All I hope now is that my bicycle, tagged and loaded on as cargo, makes it to Amritsar in one place, and that if I am to have a repeat of Delhi airport, I can track it down faster, because a day of exploration with my new friend Uttam, a fellow cycling enthusiast, awaits.
‘Pretentious waffle’: Qutub Minar and Mehrauli Archaeological Park
These two sites provide a fitting snapshot of Delhi’s layered histories. As many as 8 former cities lie within, or often under, the sprawling metropolis of today, and the enormous mosque adjacent to the Minar incorporated a handful of Hindu and Jain temples when it was built in the early thirteenth century. The temples themselves reflected the original Rajput city of Lal Kot, and their detailed inscriptions, often of a sensual nature proscribed by Islam, had been amended and made suitable for Muslim worship, rather than erased altogether. My first reaction to this layering was, slightly bizarrely, a reminder of Córdoba, in Spain, where centuries of conquest and reconquest render the main building there a cathedral built on a mosque, built on a cathedral. Layering and adaptation provide a nice symbol for these periods of intense religious syncretism, building religious practices and buildings around the realities of competing religions.

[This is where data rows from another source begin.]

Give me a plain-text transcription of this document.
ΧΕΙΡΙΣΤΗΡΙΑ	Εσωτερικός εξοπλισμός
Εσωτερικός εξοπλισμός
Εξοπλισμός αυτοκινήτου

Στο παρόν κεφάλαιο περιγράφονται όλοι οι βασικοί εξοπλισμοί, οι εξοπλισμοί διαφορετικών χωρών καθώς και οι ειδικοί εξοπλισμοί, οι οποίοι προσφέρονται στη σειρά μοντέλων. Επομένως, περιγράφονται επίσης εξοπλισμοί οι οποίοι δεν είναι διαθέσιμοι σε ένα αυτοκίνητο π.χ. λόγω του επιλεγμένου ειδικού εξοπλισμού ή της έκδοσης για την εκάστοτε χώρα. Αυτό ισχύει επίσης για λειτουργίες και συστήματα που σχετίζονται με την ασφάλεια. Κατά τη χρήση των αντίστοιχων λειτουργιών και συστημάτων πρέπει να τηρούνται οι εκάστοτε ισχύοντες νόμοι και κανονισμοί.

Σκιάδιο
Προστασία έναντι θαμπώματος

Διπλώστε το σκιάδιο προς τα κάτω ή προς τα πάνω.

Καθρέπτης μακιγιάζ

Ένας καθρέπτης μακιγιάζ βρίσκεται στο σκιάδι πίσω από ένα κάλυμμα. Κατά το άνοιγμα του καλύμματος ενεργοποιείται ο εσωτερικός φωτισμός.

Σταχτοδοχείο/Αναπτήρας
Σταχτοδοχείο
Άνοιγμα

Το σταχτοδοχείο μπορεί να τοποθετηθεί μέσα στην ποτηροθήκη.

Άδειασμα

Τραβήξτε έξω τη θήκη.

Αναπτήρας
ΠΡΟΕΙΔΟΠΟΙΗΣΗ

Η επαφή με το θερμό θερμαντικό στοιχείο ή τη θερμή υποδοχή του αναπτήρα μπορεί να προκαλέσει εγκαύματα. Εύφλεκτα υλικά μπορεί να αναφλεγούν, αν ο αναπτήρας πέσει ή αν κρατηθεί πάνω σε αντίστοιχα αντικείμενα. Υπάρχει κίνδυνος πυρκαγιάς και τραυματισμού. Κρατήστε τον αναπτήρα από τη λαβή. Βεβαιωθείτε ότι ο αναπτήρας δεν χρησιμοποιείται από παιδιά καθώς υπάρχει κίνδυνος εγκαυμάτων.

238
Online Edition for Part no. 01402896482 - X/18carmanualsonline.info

The archaeological remains in the neighbouring park too attest to these complex and shared histories. Beautiful tombs are scattered across this area, and the most impressive of these, housing the body of Muhammad Quali Khan, was used by Sir Thomas Metcalfe in the nineteenth century as the basis for his stately home. The Islamic arches and domes remain, but the landscaped rose gardens reflect the projection of grandeur necessitated by British rule. Together, they provide not one snapshot but many, into the layers within and below Delhi.